Politicians and lobbyists say it’s the choice of people whether they want to have fun on poker machines, putting aside how addictive they are. Likewise, it’s the choice of consumers whether they eat healthy food or food and drinks loaded with sugar. We wouldn’t want a ‘nanny state’ telling us what to do, would we?
They can’t use the same spurious arguments about the climate disaster though. Try telling farmers they should have planted crops on higher ground. Try telling people they shouldn’t have bought or rented homes near a forest that burns or in low lying areas now subject to unprecedented flooding.
Violet Coco very bravely put herself at risk of being arrested to bring home the gravity of the climate emergency and the existential threat to our future.
Her sentence to any fair-minded person is excessive and denying her bail when she is a non-violent offender is draconian.

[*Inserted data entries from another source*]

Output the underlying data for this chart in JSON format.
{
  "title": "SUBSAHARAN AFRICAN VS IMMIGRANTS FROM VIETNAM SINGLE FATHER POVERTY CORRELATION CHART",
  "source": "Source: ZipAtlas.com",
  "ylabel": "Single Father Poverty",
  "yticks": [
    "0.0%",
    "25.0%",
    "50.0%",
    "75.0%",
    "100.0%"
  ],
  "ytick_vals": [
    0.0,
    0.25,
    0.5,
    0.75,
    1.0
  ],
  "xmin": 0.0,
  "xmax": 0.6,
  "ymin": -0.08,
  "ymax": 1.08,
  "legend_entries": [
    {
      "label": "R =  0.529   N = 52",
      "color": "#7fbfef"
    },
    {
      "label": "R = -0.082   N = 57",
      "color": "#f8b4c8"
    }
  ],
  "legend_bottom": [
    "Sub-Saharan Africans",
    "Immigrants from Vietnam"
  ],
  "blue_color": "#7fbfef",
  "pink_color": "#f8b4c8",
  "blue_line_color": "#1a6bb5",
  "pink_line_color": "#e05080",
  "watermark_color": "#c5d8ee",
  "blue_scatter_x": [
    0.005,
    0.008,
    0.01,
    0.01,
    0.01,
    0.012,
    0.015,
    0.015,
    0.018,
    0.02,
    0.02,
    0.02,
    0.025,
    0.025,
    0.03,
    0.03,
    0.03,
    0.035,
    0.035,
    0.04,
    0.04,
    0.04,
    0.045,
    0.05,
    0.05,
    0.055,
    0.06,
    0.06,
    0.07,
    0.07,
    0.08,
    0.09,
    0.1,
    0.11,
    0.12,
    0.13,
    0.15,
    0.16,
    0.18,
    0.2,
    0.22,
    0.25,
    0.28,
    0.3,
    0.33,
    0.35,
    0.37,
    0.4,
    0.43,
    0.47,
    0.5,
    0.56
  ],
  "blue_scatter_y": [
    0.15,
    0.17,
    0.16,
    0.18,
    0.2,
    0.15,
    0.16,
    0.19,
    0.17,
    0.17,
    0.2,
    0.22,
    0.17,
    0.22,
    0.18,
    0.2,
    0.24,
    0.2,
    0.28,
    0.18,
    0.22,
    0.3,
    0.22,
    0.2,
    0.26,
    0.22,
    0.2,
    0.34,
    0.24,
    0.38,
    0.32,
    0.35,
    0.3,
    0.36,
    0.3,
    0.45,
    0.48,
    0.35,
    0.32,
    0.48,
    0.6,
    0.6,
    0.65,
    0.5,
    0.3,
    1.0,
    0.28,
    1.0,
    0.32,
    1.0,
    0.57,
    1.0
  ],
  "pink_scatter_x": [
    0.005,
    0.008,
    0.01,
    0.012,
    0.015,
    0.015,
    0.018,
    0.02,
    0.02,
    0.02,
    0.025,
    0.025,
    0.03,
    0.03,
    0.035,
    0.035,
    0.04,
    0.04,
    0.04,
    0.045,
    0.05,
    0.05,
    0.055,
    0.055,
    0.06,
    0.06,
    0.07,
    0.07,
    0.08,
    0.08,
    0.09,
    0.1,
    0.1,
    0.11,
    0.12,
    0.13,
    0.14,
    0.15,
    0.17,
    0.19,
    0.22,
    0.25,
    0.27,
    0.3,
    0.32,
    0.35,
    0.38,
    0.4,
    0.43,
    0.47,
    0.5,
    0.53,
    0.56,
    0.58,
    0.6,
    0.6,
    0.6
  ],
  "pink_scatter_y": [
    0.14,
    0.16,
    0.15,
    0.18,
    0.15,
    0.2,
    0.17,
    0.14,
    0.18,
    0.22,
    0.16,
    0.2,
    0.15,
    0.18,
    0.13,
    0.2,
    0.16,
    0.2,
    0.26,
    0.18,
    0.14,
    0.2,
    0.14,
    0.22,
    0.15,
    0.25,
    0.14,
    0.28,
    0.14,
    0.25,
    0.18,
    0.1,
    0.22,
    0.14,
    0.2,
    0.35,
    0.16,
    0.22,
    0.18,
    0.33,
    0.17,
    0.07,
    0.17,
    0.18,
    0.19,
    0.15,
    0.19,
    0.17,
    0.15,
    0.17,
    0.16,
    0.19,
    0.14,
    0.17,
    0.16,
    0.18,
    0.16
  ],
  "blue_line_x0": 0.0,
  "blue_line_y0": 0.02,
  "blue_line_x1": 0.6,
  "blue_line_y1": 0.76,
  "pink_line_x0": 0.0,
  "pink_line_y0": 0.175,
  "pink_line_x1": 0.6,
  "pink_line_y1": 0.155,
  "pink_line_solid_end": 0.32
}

Violet Coco is like a modern-day suffragette. Women tried peaceful protests for decades to gain the right to vote. Eventually, they resorted to serious violence with bombings.
Famed suffragette, Emmeline Pankhurst, claimed responsibility for bombing the house of the Chancellor of the Exchequer, Lloyd George, in 1913, and was jailed for three years. Five years later, when Lloyd George was prime minister, women finally gained the right to vote and stand for election.
Violet Coco didn’t want to have to stage such a protest. As she said, ‘I do not enjoy breaking the law. I wish there was another way to address this issue with the gravitas it deserves’.
David Attenborough agrees. He says, ‘We cannot be radical enough’.
♦ Violet Coco was released on bail on Tuesday 13 December after Judge T Gartellman overturned the previous decision not to allow her our on bail. Richard Jones is a former NSW MLC, and is now a ceramicist.